Un amigo, devoto contador de chascarrillos, me relató esta breve historia que la pongo aquí sobre tablero: “Mi abuelo se casó hace poco con una chica de 21 que resultó muy católica, pues no para de hablar del nuevo testamento”. Perlas como esta, dichas (se supone) con un tono burlón pasan por sutiles ironías. Según los entendidos, Freud entre ellos, la ironía es una forma de lo cómico aunque, en sí misma, no es un chiste. El chiste se hace, la comicidad se descubre. Y la ironía aflora solo cuando tal descubrimiento se revela. Al igual que el estornudo que llega de repente, lanzar una ironía o una broma liviana nos deja una sensación de desahogo. La ironía es ese juego de la inteligencia mediante el cual se dice lo contrario de lo que se piensa, pero dando a entender que se piensa lo contrario de lo que se dice.
La ironía en todas sus formas, de la más sutil a la más sarcástica, está presente en nuestra cotidianidad. Por su carácter polimorfo y polifónico, la ironía emerge en aquellos fugaces instantes de dicha como también en las incontables horas de la desesperanza. Es alivio para el triste que, no teniendo otra salida, encuentra en la ironía un refugio para no sucumbir del todo. Reírse de uno mismo es, al fin, la mayor prueba de superación de un hombre inteligente.
En el ámbito de la cultura y como figura retórica, la ironía está presente en las más depuradas creaciones del pensamiento filosófico y literario. Sócrates, el más sabio de los hombres de su tiempo, proclamaba ese “solo sé que nada sé” con el que desnudaba a los ignorantes que pretendían saberlo todo. De principio a fin, el Quijote cervantino es una parodia, una ironía que desborda humanidad ya que comprende lo que ironiza a la vez que lo supera. “Caracterizar sus ironías -ha dicho Harold Bloom- es una tarea imposible; pasarlas por alto también es imposible”. Maestro de la ironía fue Montaigne quien, en el pórtico de sus célebres “ensayos” advertía: “Lector, soy yo mismo la materia de mi libro; no es razonable que emplees tu tiempo en un asunto tan frívolo y tan vano”. Ironía la de Erasmo de Róterdam que haciendo un “elogio” de la locura, lo que realmente hizo fue salir por los fueros de la sensatez. Ácido corrosivo es la ironía en la pluma de Juan Montalvo, pretendió con ella desollar a sus enemigos.

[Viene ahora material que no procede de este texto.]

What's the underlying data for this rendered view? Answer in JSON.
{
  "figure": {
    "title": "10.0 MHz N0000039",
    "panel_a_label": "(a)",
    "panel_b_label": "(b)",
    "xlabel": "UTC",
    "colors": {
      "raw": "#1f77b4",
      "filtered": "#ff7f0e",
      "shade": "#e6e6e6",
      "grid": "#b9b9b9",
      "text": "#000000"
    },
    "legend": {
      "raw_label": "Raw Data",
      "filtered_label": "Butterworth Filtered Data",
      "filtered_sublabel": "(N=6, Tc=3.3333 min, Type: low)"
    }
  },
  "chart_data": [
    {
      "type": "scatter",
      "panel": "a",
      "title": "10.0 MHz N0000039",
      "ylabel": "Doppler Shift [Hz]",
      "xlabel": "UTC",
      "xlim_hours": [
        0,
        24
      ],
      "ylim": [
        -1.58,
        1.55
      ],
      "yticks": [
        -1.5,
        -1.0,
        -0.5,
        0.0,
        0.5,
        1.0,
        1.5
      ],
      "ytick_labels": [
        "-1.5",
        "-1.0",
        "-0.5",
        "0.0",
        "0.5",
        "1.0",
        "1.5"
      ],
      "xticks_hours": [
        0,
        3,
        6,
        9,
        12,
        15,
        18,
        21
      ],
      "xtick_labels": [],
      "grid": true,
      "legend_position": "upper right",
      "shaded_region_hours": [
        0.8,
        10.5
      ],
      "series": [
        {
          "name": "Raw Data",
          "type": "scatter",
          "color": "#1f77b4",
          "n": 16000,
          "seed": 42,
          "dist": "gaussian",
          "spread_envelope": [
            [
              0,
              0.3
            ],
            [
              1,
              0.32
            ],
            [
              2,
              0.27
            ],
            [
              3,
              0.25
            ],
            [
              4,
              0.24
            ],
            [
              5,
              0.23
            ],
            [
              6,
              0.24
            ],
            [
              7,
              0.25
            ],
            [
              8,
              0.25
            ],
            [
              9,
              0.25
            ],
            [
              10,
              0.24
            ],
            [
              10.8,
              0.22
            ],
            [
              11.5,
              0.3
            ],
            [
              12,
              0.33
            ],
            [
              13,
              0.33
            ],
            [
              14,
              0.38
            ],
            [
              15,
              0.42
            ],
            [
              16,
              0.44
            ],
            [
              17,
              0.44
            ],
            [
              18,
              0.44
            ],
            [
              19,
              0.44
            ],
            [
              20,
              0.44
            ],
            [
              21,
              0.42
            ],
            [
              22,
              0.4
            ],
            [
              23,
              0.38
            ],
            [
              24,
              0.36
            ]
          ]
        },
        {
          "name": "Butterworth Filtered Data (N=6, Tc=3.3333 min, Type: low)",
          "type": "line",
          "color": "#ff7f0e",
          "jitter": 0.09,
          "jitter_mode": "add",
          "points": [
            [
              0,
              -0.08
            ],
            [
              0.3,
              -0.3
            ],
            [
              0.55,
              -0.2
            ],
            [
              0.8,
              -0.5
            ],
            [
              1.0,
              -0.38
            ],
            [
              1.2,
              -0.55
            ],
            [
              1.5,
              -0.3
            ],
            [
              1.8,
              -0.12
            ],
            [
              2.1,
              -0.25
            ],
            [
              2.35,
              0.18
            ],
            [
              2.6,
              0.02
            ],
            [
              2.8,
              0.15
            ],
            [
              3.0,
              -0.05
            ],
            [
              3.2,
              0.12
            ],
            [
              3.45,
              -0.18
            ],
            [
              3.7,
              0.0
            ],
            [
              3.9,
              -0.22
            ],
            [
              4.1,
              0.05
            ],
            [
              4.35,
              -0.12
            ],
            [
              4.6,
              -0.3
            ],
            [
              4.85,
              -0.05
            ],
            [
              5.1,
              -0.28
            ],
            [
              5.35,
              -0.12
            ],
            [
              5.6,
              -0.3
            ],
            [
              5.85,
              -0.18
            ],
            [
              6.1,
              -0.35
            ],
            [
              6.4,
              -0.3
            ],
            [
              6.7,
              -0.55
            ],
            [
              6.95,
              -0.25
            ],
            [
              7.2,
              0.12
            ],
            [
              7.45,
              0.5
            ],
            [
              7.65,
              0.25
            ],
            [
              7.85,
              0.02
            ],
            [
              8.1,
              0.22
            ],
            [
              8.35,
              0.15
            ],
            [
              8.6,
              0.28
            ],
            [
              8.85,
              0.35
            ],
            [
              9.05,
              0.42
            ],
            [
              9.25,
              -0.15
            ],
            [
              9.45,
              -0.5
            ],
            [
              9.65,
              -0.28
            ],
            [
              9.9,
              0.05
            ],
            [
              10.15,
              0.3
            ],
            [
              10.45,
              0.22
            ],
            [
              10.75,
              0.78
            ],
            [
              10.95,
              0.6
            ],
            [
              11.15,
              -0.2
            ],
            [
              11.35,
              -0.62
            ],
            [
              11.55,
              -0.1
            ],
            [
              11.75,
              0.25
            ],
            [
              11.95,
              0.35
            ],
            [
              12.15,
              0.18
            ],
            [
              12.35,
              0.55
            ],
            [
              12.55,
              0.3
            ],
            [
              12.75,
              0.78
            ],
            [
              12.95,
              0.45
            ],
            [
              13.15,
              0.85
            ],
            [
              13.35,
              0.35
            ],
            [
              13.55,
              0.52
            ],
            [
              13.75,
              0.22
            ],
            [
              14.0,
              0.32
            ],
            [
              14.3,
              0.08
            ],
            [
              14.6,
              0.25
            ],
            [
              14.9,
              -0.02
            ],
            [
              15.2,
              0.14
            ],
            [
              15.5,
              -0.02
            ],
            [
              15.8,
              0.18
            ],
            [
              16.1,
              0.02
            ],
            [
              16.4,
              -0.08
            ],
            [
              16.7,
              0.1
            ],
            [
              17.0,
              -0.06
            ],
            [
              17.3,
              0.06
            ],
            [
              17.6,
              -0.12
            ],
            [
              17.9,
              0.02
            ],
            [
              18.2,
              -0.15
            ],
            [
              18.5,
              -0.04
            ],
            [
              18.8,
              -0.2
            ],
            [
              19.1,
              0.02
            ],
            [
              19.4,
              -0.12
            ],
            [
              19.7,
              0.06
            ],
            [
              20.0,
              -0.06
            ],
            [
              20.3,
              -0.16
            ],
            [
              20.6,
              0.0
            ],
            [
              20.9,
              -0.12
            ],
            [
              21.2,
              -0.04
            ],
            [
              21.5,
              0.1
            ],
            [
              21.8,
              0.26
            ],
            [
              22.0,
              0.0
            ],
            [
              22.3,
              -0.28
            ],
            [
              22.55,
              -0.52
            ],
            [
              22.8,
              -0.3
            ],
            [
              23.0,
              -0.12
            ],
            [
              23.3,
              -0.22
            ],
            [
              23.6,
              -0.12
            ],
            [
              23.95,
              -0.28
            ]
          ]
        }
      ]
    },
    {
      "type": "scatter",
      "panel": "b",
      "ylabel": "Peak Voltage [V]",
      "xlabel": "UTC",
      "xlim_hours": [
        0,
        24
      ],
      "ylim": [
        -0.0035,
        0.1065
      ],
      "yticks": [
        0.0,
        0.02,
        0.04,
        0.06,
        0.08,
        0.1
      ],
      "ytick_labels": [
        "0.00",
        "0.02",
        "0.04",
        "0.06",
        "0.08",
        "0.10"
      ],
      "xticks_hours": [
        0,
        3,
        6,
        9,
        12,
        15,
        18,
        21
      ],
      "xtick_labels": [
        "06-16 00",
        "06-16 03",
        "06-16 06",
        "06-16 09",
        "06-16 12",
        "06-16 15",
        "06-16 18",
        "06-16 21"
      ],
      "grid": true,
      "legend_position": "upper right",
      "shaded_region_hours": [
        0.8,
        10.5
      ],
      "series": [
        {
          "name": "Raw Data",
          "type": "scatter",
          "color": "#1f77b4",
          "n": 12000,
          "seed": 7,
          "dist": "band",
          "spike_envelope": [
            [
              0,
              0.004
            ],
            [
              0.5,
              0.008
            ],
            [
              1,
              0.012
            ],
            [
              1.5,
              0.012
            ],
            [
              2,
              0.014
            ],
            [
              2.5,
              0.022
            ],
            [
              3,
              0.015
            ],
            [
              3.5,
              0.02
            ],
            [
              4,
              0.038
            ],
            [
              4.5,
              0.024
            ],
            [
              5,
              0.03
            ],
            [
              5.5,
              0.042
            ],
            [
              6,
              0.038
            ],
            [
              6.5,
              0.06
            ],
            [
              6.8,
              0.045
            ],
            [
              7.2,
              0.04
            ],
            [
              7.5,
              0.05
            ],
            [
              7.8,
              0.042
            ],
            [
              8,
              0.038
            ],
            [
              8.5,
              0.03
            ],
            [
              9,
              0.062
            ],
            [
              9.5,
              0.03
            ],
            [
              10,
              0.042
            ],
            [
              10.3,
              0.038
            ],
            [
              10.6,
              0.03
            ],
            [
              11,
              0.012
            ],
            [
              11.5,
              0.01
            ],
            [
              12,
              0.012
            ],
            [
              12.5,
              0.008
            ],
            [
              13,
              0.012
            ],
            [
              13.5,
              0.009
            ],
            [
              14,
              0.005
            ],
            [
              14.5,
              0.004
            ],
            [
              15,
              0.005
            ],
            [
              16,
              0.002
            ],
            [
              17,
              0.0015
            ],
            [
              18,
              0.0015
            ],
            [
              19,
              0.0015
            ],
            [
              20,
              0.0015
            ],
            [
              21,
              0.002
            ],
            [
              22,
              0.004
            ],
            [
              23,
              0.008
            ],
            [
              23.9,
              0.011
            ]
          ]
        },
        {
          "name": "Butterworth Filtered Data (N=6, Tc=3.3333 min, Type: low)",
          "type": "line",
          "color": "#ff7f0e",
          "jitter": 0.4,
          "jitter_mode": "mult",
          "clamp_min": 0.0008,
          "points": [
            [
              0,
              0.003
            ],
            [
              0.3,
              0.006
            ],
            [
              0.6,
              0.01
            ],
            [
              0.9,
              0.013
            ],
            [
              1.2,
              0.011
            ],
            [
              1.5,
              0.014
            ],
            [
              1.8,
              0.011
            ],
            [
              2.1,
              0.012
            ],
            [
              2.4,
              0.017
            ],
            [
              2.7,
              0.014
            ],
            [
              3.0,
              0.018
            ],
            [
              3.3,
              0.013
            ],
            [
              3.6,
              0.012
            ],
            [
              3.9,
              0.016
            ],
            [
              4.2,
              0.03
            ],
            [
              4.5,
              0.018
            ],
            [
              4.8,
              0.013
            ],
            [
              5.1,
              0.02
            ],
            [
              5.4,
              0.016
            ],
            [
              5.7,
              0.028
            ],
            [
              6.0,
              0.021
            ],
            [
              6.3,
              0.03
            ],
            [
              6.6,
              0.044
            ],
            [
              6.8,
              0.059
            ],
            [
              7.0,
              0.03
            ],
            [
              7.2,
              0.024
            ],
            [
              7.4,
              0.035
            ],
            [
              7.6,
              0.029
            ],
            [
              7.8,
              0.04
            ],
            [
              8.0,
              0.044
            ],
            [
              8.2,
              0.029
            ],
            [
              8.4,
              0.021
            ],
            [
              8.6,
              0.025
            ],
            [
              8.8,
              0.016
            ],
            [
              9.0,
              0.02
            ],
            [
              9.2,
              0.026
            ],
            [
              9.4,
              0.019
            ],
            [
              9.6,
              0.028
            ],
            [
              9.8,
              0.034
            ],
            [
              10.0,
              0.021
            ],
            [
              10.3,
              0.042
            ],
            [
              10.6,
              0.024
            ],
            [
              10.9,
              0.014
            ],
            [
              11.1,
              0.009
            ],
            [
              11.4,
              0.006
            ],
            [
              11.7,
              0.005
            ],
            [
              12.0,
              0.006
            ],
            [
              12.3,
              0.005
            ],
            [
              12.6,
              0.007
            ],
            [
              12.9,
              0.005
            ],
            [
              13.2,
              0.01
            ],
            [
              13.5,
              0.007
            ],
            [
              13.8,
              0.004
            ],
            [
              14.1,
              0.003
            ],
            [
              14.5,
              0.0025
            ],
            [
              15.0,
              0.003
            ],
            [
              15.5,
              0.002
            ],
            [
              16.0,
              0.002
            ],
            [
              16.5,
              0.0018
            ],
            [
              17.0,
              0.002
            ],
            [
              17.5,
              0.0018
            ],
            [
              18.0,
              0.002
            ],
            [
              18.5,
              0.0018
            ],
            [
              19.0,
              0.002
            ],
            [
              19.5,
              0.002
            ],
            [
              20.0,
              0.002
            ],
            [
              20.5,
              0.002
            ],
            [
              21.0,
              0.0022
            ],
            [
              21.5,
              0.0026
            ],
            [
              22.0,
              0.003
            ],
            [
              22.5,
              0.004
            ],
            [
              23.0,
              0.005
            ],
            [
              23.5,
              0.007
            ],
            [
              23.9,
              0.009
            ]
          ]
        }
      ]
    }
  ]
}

Ironía la de Borges quien, en un juego de espejos, convierte al nebuloso Pierre Menard en el padre de don Quijote y a todo lector de su cuento en cómplice de ese cuento.

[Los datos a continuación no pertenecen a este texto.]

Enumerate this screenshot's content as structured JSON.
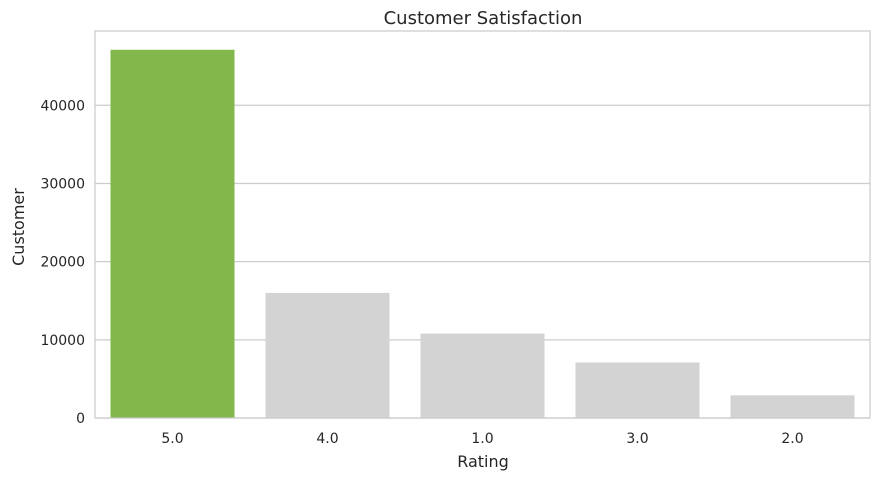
{
  "chart_data": {
    "type": "bar",
    "title": "Customer Satisfaction",
    "xlabel": "Rating",
    "ylabel": "Customer",
    "categories": [
      "5.0",
      "4.0",
      "1.0",
      "3.0",
      "2.0"
    ],
    "values": [
      47100,
      16000,
      10800,
      7100,
      2900
    ],
    "ylim": [
      0,
      49500
    ],
    "yticks": [
      0,
      10000,
      20000,
      30000,
      40000
    ],
    "ytick_labels": [
      "0",
      "10000",
      "20000",
      "30000",
      "40000"
    ],
    "bar_colors": [
      "#82b74b",
      "#d3d3d3",
      "#d3d3d3",
      "#d3d3d3",
      "#d3d3d3"
    ],
    "grid": true,
    "grid_axis": "y",
    "grid_color": "#cccccc",
    "frame_color": "#cccccc",
    "background": "#ffffff"
  }
}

Schelegel afirmaba que la filosofía es la verdadera patria de la ironía a la que define como “belleza lógica”. Junto a la razón crítica está la razón irónica, la que deslegitima el dogmatismo y hace posible la deconstrucción del pensar. La ironía batalla desde dentro, rompe la red de las palabras, saca a la luz el pensamiento. Solo en un mundo vulgar en el que impera la grosería es imposible la ironía.